Richard Rohr describes the internal conflict we may feel between who we are and the version of ourselves that we’ve become: “This person God wills us to be is not a predetermined, static mold to which we must conform. Rather, it is our true self; that is, a secret self hidden in and one with the divine freedom. 

Phrased differently, we can say that God cannot hear the prayer of someone who does not exist. The [false] self constructed of ideologies and social principles, the self that defines itself and proclaims its own worthiness is most unworthy of the claim to reality before God.”

The 1963 march on Washington

Frederick Buechner tells a story that beautifully describes what it is like to rediscover ourselves. 
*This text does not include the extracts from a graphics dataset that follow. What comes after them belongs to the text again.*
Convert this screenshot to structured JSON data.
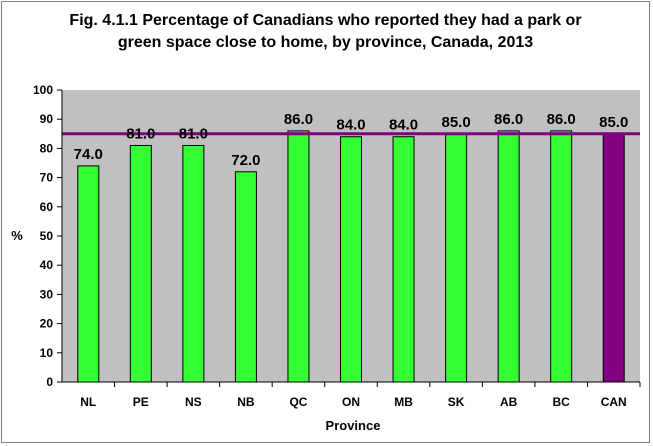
{
  "title_lines": [
    "Fig. 4.1.1 Percentage of Canadians who reported they had a park or",
    "green space close to home, by province, Canada, 2013"
  ],
  "chart_data": {
    "type": "bar",
    "title": "Fig. 4.1.1 Percentage of Canadians who reported they had a park or green space close to home, by province, Canada, 2013",
    "xlabel": "Province",
    "ylabel": "%",
    "ylim": [
      0,
      100
    ],
    "yticks": [
      0,
      10,
      20,
      30,
      40,
      50,
      60,
      70,
      80,
      90,
      100
    ],
    "categories": [
      "NL",
      "PE",
      "NS",
      "NB",
      "QC",
      "ON",
      "MB",
      "SK",
      "AB",
      "BC",
      "CAN"
    ],
    "values": [
      74,
      81,
      81,
      72,
      86,
      84,
      84,
      85,
      86,
      86,
      85
    ],
    "data_labels": [
      "74.0",
      "81.0",
      "81.0",
      "72.0",
      "86.0",
      "84.0",
      "84.0",
      "85.0",
      "86.0",
      "86.0",
      "85.0"
    ],
    "reference_line": 85,
    "grid": false,
    "legend": "none",
    "colors": {
      "province_bar": "#33ff33",
      "canada_bar": "#800080",
      "reference_line": "#800080",
      "plot_background": "#c0c0c0"
    }
  }
}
In 1963 I went on that famous March on Washington, and the clearest memory I have of it is standing near the Lincoln Memorial hearing the song “We Shall Overcome” sung by the quarter of a million or so people who were there. And while I listened, my eye fell on one very old Black man, with a face like shoe leather and a sleazy suit and an expression that was more befuddled than anything else; and I wondered to my self if, quite apart from the whole civil-rights question, that poor old bird could ever conceivably overcome anything.
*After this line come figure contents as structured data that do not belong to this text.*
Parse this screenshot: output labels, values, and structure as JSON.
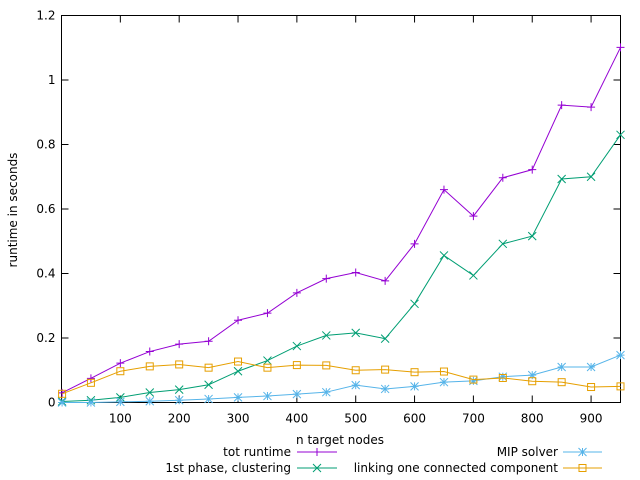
{
  "chart_data": {
    "type": "line",
    "title": "",
    "xlabel": "n target nodes",
    "ylabel": "runtime in seconds",
    "xlim": [
      0,
      950
    ],
    "ylim": [
      0,
      1.2
    ],
    "xticks": [
      100,
      200,
      300,
      400,
      500,
      600,
      700,
      800,
      900
    ],
    "xtick_labels": [
      "100",
      "200",
      "300",
      "400",
      "500",
      "600",
      "700",
      "800",
      "900"
    ],
    "yticks": [
      0,
      0.2,
      0.4,
      0.6,
      0.8,
      1,
      1.2
    ],
    "ytick_labels": [
      "0",
      "0.2",
      "0.4",
      "0.6",
      "0.8",
      "1",
      "1.2"
    ],
    "grid": false,
    "legend_position": "bottom",
    "x": [
      1,
      50,
      100,
      150,
      200,
      250,
      300,
      350,
      400,
      450,
      500,
      550,
      600,
      650,
      700,
      750,
      800,
      850,
      900,
      950
    ],
    "series": [
      {
        "name": "tot runtime",
        "color": "#9400d3",
        "marker": "plus",
        "values": [
          0.03,
          0.075,
          0.122,
          0.158,
          0.181,
          0.19,
          0.255,
          0.277,
          0.34,
          0.384,
          0.403,
          0.377,
          0.492,
          0.66,
          0.578,
          0.697,
          0.722,
          0.922,
          0.916,
          1.101
        ]
      },
      {
        "name": "1st phase, clustering",
        "color": "#009e73",
        "marker": "cross",
        "values": [
          0.003,
          0.007,
          0.016,
          0.031,
          0.04,
          0.055,
          0.097,
          0.13,
          0.175,
          0.208,
          0.216,
          0.198,
          0.306,
          0.456,
          0.394,
          0.492,
          0.516,
          0.693,
          0.7,
          0.83
        ]
      },
      {
        "name": "MIP solver",
        "color": "#56b4e9",
        "marker": "star",
        "values": [
          0.0,
          0.0,
          0.002,
          0.004,
          0.007,
          0.011,
          0.016,
          0.02,
          0.026,
          0.032,
          0.054,
          0.042,
          0.05,
          0.063,
          0.067,
          0.08,
          0.085,
          0.11,
          0.11,
          0.147
        ]
      },
      {
        "name": "linking one connected component",
        "color": "#e69f00",
        "marker": "square",
        "values": [
          0.027,
          0.061,
          0.097,
          0.112,
          0.118,
          0.108,
          0.127,
          0.108,
          0.116,
          0.115,
          0.1,
          0.102,
          0.094,
          0.096,
          0.071,
          0.076,
          0.066,
          0.063,
          0.048,
          0.05
        ]
      }
    ]
  }
}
He was there to become a human being. Well, and so were the rest of us. And so are we all, no less befuddled than he when you come right down to it. Poor old bird, poor young birds, every one of us. And deep in my heart I do believe we shall overcome some day, as he will, by God’s grace, by helping the seed of the kingdom grow in ourselves and in each other until finally in all of us it becomes a tree where the birds of the air can come and make their nests in our branches. That is all that matters really.

Becoming truly human

This other war is the war not to conquer, but the war to become whole and at peace inside our skins. It is a war not of conquest, but of liberation, because the object of this other war is to liberate that dimension of selfhood that involves the capacity to forgive and to will the good not only of the self but of all other selves.

This other war is the war to become a human being. This is the goal that we are really after and that God is really after. This is the goal that power, success, and security are only forlorn substitutes for. This is the victory that not all our human armory of self-confidence and wisdom and personality can win for us—not simply to be treated as humans but to become at last truly human.

May we each live such a story in 2022. The world needs the version of you God made you to be. It may require risk to regroup and rediscover that person we were before we began hiding. But the risk is worth it. The coping mechanisms may have been necessary for a season, but only your true self can help change the world as it needs changing. 

This is your one life on the planet. Today Mary Oliver’s question rings in my ears:

Doesn’t everything die at last, and too soon?

Tell me, what is it you plan to do

With your one wild and precious life?

Yes – what will you do? Your first step is to return to yourself.